How the be an urban farmer? Here are few ideas.
1. Grow your own
It’s simple. Start growing your own food. You can grow your own food anywhere. Whether you have a balcony, windowsill or garden plot at your disposal. Really, there are no excuses. Sign up for our newsletter and receive ‘The beginners guide to food independence’, this will help you get started.
You’ll see that once you’ve started it gets more fun everyday. I can think of nothing more rewarding than eating your first ever home-grown salad. Just give it a try.
2. Learn how to cook the real thing
Being an urban farmer is all about being less dependent on grocery stores and supermarkets. So give yourself a challenge and try to cook something from scratch. Take a look at our Recipe section and try a few recipes. There’s a whole new world of tastes and smiling faces to discover!
3. Keep chickens
Okay, you are going to need a little bit of space.. but if you have some, keeping some chickens is a great way to upgrade your urban farm.

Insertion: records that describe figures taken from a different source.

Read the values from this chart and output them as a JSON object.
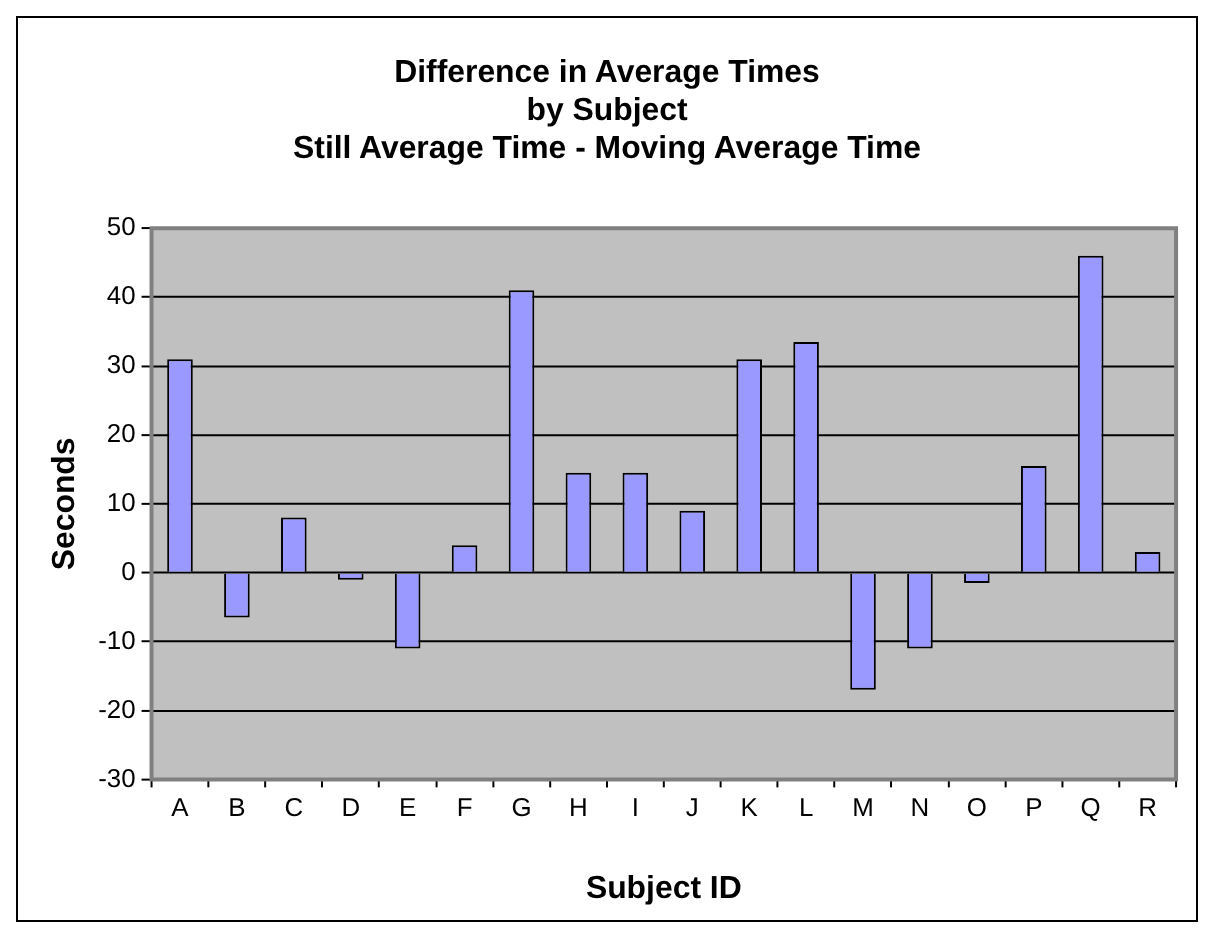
{
  "chart_data": {
    "type": "bar",
    "title": "Difference in Average Times\nby Subject\nStill Average Time - Moving Average Time",
    "xlabel": "Subject ID",
    "ylabel": "Seconds",
    "categories": [
      "A",
      "B",
      "C",
      "D",
      "E",
      "F",
      "G",
      "H",
      "I",
      "J",
      "K",
      "L",
      "M",
      "N",
      "O",
      "P",
      "Q",
      "R"
    ],
    "values": [
      31,
      -6.5,
      8,
      -1,
      -11,
      4,
      41,
      14.5,
      14.5,
      9,
      31,
      33.5,
      -17,
      -11,
      -1.5,
      15.5,
      46,
      3
    ],
    "color": "#9999ff",
    "ylim": [
      -30,
      50
    ],
    "yticks": [
      -30,
      -20,
      -10,
      0,
      10,
      20,
      30,
      40,
      50
    ],
    "grid": "y",
    "legend": false
  }
}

They need a suitable shelter and about 1.5 m2 to roam about. Let´s estimated the space 2 normal hens need at about 4.5 m2. Most backyards in my neighbourhood have a lawn in their backyard about twice that size.
When you pick the right breed, hens can give you about 220 eggs a year. That comes down to 4 eggs a week per hen. If you keep two hens, you should keep al least two of them anyway, you´ll have 8 eggs a week. That´s enough for a few muffins, a frittata and eggs on toast in the weekends.
4. Buy local produce
To become a real urban farmer there is one more key thing to remember. It is almost impossible to provide everything you’ll need by yourself when living in an urban area.
This doesn’t mean you are destined to buy everything from the multinationals and big stores.
Think locally. Take some time to find sources of meat, fish, dairy or flour in your own neighbourhood.
If it’s not convenient for you to drive around a few miles to collect your necessities, you can go online. A lot of local producers sell their goods online and ship them to your house.
When you buy local goods, you support the people in your environment by giving them a good price for their labor. This boosts your local economy which makes it good for you too.
5. Share the bounty
The most important thing about being an urban farmer is feeling the community spirit. Old wisdom says that whatever you share will multiply. So share whatever you have in excess and build some relationships.
A very easy vegetable to share is zucchini. This plant will give you more fruit that you can eat, so you can easily share it with your neighbours or other local urban farmers. If you wanna go the extra mile you can make a few jars of zucchini pickles. Success guaranteed.
When you share you build relationships with other people who also have something to share. In this way you can end up with beautiful homemade produce or products that you would never come up with all by yourself.
Everyone has unique talents, and if we all share them the world would be a great place with enough food to go around for everyone.
Please share your own thoughts on urban farming. Have you started yet?